General Electric retirees have also been successful in changing company policy through the shareholder process. Kevin Mahar, 64, president of the Local 201 IUE-CWA Retiree Association near Boston, which represents communications workers, including General Electric retirees, drummed up support from other retirees and, in 1996, won what he called the largest single increase in GE pension plan history. A second cost-of-living increase took place in 2000, he says, and a third will go into effect this year. GE employees and retirees, as a bloc, are the largest single holder of GE stock. Mahar has attended the last 12 GE shareholder meetings and says he used to take on then-CEO and fellow Irishman Jack Welch: "I used a little Irish humor, and he used it back at me."

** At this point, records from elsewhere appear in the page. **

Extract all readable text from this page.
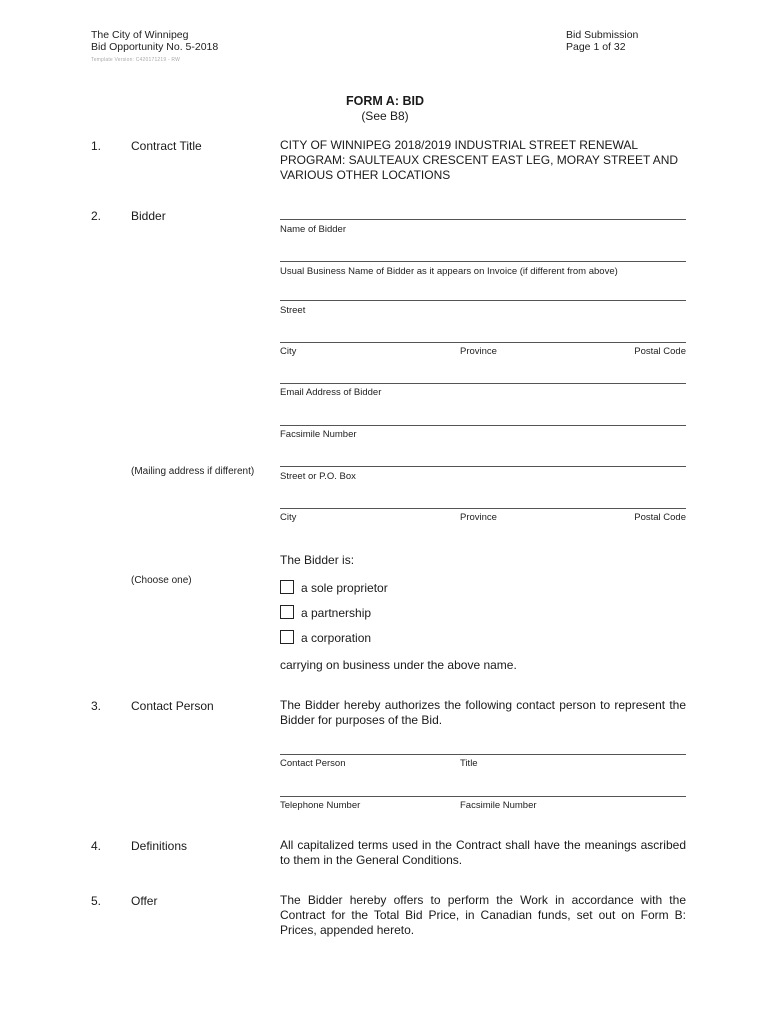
The City of Winnipeg
Bid Opportunity No. 5-2018
Template Version: C420171219 - RW
Bid Submission
Page 1 of 32
FORM A: BID
(See B8)
1. Contract Title	CITY OF WINNIPEG 2018/2019 INDUSTRIAL STREET RENEWAL PROGRAM: SAULTEAUX CRESCENT EAST LEG, MORAY STREET AND VARIOUS OTHER LOCATIONS
2. Bidder
Name of Bidder
Usual Business Name of Bidder as it appears on Invoice (if different from above)
Street
City	Province	Postal Code
Email Address of Bidder
Facsimile Number
(Mailing address if different)	Street or P.O. Box
City	Province	Postal Code
The Bidder is:
(Choose one)
a sole proprietor
a partnership
a corporation
carrying on business under the above name.
3. Contact Person	The Bidder hereby authorizes the following contact person to represent the Bidder for purposes of the Bid.
Contact Person	Title
Telephone Number	Facsimile Number
4. Definitions	All capitalized terms used in the Contract shall have the meanings ascribed to them in the General Conditions.
5. Offer	The Bidder hereby offers to perform the Work in accordance with the Contract for the Total Bid Price, in Canadian funds, set out on Form B: Prices, appended hereto.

James McRitchie, a former ethics officer at a California state agency who 12 years ago started an Internet site for shareholder activists, says many retiree groups and individuals use the Internet, including blogs and online videos, to boost shareholder involvement. What's important in any campaign, he says, "is to bring issues to the attention of other shareholders."
In a sign of what's to come for investor activism, consider Eric Jackson's grassroots campaign, which thrives on new media. The Naples, Fla., management consultant, who owned barely $2,000 worth of Yahoo stock, was frustrated that the Internet portal had great potential for growth but "was going nowhere."
So he started a blog questioning Yahoo's leadership team. Then he unleashed "call-to-action" videos on YouTube, a popular online site, decrying Yahoo's poor performance and urging investors to vote against the CEO and six other board members.
Disgruntled investors with stock worth a startling $50 million got onboard, says Jackson, who attended the annual shareholders meeting in June. Chief executive Terry Semel, who'd been criticized for receiving one of the largest compensation packages in corporate America (reportedly worth more than $70 million in 2006) and the board members were reelected, but by relatively narrow margins. One week later, Semel resigned. Observers credited Jackson's online campaign and its outpouring of investor support.
"That was a good outcome," says Jackson, 35. "It's going to be more and more likely that individual investors will follow this path. You can't just say, 'I'm just one person. I only own 96 shares, therefore, who's going to listen to me?' As long as you have an argument to make and you can build a coalition, you can have an effect."